J Clin Outcomes Manage
Should we disclose harmful medical errors to patients? If so, How?
Gallagher TH, Lucas MH
Abstract Objective: To assess the strength of the evidence for disclosing errors to patients, focusing on patients’ and physicians’ attitudes toward disclosure and disclosure’s effect on malpractice claims, and to present practical suggestions for disclosing medical errors. Methods: Review of the literature. Results: A gap exists between patients’ preferences for disclosure and current clinical practice. Patients have consistently expressed a desire to be told about harmful medical errors, and want to know why the error happened, how recurrences will be prevented, and to receive an apology. However, current data suggests that as few as 30% of harmful errors are disclosed to patients. Physicians support the general principle of disclosure, but hesitate to share the information patients want about errors. Physicians identify fear of liability as one important barrier to error disclosure and experience significant emotional distress after a harmful medical error.

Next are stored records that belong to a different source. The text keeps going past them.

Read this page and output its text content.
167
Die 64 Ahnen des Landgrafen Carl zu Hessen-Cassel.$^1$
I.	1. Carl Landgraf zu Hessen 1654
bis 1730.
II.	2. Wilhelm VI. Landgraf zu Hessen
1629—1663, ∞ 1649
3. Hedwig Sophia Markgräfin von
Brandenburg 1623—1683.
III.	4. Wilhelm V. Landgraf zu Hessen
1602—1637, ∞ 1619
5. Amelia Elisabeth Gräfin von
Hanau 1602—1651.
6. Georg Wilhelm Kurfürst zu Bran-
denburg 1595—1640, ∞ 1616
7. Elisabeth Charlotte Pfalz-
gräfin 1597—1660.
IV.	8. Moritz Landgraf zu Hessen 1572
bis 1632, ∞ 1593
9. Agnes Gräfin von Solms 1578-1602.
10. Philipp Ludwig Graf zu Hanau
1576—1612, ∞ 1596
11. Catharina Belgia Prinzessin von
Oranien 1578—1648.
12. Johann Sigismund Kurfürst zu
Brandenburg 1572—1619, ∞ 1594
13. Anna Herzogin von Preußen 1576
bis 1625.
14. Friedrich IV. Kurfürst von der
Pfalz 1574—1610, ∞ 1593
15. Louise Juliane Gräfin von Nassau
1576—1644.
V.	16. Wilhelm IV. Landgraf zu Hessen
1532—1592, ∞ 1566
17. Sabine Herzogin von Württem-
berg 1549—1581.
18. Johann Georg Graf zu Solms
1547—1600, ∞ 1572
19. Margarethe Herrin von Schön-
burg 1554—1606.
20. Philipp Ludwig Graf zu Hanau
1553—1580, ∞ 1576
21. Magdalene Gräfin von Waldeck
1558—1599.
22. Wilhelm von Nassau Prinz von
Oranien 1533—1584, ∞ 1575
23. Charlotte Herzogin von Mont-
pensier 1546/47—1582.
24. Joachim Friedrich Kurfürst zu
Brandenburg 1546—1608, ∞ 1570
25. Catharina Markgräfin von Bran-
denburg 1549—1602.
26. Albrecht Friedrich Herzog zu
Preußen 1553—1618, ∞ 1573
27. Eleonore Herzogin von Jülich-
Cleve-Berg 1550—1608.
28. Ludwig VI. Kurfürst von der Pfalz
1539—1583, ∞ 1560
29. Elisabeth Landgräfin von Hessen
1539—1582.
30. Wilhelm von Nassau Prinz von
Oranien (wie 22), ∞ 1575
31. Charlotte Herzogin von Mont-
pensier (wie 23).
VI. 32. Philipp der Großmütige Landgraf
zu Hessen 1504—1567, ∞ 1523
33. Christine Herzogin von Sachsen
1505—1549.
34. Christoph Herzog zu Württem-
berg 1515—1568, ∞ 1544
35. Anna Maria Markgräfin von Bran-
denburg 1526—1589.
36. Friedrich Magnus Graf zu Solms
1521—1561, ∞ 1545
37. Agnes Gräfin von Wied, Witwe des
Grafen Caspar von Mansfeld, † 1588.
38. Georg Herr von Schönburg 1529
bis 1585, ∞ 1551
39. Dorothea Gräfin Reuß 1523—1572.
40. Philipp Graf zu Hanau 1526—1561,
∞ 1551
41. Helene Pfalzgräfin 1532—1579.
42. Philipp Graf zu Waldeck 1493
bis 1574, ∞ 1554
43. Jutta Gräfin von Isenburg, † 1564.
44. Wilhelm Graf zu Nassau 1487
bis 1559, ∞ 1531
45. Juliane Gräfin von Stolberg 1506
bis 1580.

Limited data suggests that some institutions have adopted policies of more open disclosure without adverse malpractice consequences. The current disclosure literature contains important but unanswered questions, such as how patients’ preferences for disclosure vary along cultural and other dimensions, and whether recommended disclosure strategies improve patient trust and the likelihood of lawsuits. In the absence of definitive evidence about the outcomes of disclosure, practical suggestions for talking with patients about errors can be derived from the literature on doctor-patient communication, breaking bad news, and conflict resolution. Conclusion: Patients want to be told about harmful errors in their care, but at present such disclosure is uncommon. Closing gaps in the existing disclosure literature could help clinicians communicate more effectively with patients following harmful medical errors.